Abreu e Lima já é considerado um dos mais caros
empreendimentos da indústria mundial de petróleo: cada um dos 230 mil barris de
óleo refinados vai custar no mínimo US$ 87 mil, acima do dobro da média
internacional. — Um erro que não deve ser repetido — comentou a presidente
da Petrobras, Graça Foster, em recente audiência no Congresso Nacional.
As despesas com a construção da refinaria dispararam.
Previa-se gastar US$ 2,3 bilhões. Logo o valor multiplicou-se, o que teria
levado a Venezuela a se retirar pouco depois — sem formalizar a saída. A conta
chegou a US$ 18,5 bilhões no último abril. E pode avançar para US$ 20,1 bilhões
até novembro, segundo projeções da Petrobras. Esse valor equivale ao dobro do
lucro líquido obtido pela empresa estatal brasileira no ano passado. Em outro
tipo de comparação, é quantia seis vezes maior que todo o dinheiro gasto pelo
país na construção e na reforma de 12 estádios para a Copa do Mundo.
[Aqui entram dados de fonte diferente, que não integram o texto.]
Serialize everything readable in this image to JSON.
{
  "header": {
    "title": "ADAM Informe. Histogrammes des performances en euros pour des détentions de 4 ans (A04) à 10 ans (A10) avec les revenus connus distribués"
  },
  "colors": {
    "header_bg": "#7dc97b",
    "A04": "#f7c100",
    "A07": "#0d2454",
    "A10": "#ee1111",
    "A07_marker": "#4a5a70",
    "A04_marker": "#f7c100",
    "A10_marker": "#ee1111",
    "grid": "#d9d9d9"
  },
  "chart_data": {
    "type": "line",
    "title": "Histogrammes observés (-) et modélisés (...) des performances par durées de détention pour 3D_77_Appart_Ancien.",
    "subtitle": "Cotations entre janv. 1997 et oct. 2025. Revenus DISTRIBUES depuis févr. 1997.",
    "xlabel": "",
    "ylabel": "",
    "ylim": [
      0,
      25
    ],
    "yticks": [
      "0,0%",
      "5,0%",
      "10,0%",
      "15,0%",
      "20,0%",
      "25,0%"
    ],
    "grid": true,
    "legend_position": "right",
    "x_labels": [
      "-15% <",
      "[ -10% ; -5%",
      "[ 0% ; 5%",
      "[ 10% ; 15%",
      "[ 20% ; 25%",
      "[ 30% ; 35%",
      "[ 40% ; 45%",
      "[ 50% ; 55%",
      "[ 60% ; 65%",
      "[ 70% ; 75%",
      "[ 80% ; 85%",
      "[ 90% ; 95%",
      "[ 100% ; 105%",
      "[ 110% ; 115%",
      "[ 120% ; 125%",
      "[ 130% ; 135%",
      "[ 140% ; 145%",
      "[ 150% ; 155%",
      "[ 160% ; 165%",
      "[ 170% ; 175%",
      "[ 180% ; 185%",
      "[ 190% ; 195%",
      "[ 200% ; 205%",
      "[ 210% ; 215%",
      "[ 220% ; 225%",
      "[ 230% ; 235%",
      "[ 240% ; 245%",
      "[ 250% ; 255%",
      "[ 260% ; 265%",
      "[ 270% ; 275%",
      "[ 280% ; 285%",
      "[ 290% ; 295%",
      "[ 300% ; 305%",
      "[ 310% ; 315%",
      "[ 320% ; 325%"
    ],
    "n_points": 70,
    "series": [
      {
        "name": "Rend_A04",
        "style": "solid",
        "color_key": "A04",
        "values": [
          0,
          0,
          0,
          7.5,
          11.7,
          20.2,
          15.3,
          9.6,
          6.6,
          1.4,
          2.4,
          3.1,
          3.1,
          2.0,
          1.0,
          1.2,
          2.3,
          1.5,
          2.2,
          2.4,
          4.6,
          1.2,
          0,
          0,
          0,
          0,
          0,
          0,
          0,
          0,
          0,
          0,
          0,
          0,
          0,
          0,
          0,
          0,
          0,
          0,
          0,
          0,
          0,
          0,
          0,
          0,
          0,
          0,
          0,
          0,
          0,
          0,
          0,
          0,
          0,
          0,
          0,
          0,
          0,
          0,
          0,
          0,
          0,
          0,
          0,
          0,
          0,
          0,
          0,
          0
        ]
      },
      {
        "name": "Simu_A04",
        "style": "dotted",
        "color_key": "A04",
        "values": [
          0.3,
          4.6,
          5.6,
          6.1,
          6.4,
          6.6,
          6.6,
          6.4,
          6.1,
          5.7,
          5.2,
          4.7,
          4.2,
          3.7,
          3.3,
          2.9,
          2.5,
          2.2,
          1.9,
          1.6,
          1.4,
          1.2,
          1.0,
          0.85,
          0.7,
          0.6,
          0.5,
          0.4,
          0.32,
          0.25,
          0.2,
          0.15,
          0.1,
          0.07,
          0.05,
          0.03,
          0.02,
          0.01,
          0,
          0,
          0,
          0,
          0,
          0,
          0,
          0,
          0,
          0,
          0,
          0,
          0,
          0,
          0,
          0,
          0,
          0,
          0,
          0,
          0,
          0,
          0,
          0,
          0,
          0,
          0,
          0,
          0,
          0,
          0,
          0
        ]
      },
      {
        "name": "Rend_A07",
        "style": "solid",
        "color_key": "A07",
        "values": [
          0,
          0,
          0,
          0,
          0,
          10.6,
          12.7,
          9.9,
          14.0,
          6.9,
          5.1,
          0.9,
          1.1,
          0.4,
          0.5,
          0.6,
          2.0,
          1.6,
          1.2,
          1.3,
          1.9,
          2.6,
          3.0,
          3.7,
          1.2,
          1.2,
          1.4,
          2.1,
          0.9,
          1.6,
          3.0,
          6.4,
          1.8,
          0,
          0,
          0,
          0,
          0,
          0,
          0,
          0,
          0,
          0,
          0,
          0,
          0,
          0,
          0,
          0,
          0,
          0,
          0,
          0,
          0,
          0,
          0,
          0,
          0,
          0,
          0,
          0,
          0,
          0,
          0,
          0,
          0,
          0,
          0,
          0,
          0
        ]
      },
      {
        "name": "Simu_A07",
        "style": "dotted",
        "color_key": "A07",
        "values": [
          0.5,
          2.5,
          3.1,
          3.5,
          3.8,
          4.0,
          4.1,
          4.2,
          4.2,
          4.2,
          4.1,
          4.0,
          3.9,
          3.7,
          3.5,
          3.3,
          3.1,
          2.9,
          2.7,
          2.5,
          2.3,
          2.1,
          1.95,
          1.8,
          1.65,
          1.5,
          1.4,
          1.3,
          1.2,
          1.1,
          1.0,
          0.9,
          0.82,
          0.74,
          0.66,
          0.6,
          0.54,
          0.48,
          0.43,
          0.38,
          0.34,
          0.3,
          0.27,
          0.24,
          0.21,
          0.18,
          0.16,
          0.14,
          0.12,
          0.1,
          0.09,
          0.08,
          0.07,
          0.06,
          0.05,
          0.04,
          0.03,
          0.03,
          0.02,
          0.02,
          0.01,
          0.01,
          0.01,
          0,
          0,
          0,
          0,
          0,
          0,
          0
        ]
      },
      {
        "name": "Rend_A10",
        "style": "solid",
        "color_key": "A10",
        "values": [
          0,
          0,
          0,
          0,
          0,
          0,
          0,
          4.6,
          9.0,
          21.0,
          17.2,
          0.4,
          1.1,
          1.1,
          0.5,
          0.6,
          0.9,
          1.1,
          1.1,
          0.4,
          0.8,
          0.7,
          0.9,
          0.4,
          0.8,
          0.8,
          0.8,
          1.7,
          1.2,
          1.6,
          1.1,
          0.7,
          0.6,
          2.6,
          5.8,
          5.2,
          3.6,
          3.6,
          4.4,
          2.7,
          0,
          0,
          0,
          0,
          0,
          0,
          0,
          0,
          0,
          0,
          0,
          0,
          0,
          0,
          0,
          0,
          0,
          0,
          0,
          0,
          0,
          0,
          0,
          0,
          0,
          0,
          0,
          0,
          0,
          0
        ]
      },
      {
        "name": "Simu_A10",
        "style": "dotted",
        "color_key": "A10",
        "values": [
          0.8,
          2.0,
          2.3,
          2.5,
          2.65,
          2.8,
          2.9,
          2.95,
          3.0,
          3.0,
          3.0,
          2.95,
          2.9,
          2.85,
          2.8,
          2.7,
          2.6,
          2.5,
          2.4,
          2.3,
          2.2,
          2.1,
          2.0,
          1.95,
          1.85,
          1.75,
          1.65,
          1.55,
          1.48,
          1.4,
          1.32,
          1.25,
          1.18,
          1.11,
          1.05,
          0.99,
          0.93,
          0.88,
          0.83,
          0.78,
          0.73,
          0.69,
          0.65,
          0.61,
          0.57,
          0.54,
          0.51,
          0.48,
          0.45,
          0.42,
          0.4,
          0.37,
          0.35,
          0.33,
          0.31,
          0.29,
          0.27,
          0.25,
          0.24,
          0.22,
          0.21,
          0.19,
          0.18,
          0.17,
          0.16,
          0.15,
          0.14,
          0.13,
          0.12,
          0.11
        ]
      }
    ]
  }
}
As razões da escalada de custos (mais de 770%, em dólares)
se misturam num enredo onde predominam suspeitas de má gerência, erros de
projeto, contratos superfaturados, sobre os quais foram aplicados aumentos
extraordinários, além de corrupção, com lavagem de dinheiro no Brasil e no
exterior.
Mudanças durante a execução de projetos industriais são
comuns, porém, na construção da refinaria de Pernambuco o excesso de aditivos
contratuais refletiu escassez de planejamento. Foram US$ 3 bilhões em custos adicionais, em aditivos
realizados a partir de março de 2008 — aumento equivalente à despesa com a
reconstrução de um Maracanã a cada 11 meses.
Até dezembro do ano passado, foram 141 alterações contratuais com acréscimos de custos. Durante 2013, a média foi de três aditivos por quinzena, segundo dados em análise na Comissão Parlamentar Mista de Inquérito (CPMI) que investiga irregularidades na Petrobras.
Até dezembro do ano passado, foram 141 alterações contratuais com acréscimos de custos. Durante 2013, a média foi de três aditivos por quinzena, segundo dados em análise na Comissão Parlamentar Mista de Inquérito (CPMI) que investiga irregularidades na Petrobras.
A característica de projeto binacional, moldado por
interesses políticos, fez com que a refinaria Abreu e Lima fosse tratada como
empreendimento singular no processo decisório da Petrobras. Ela funcionou como
empresa autônoma durante cinco anos, até dezembro passado, quando foi incorporada
à empresa-mãe.
Na última segunda-feira, a presidente Dilma Rousseff
transferiu por decreto o controle sobre todos os gastos na fase final da obra
de Abreu e Lima para a presidência da Petrobras.
A composição dos custos desse empreendimento é objeto de
investigações em curso em duas instituições nacionais, o Congresso e o Supremo
Tribunal Federal, e em cinco organismos federais (Tribunal de Contas,
Ministério Público, Polícia Federal, Receita e Conselho de Atividades
Financeiras). Um dos ex-diretores do grupo estatal e ex-presidente do Conselho
de Administração da refinaria, Paulo Roberto Costa, está na cadeia. Enfrenta
processos criminais simultâneos no Brasil e na Suíça.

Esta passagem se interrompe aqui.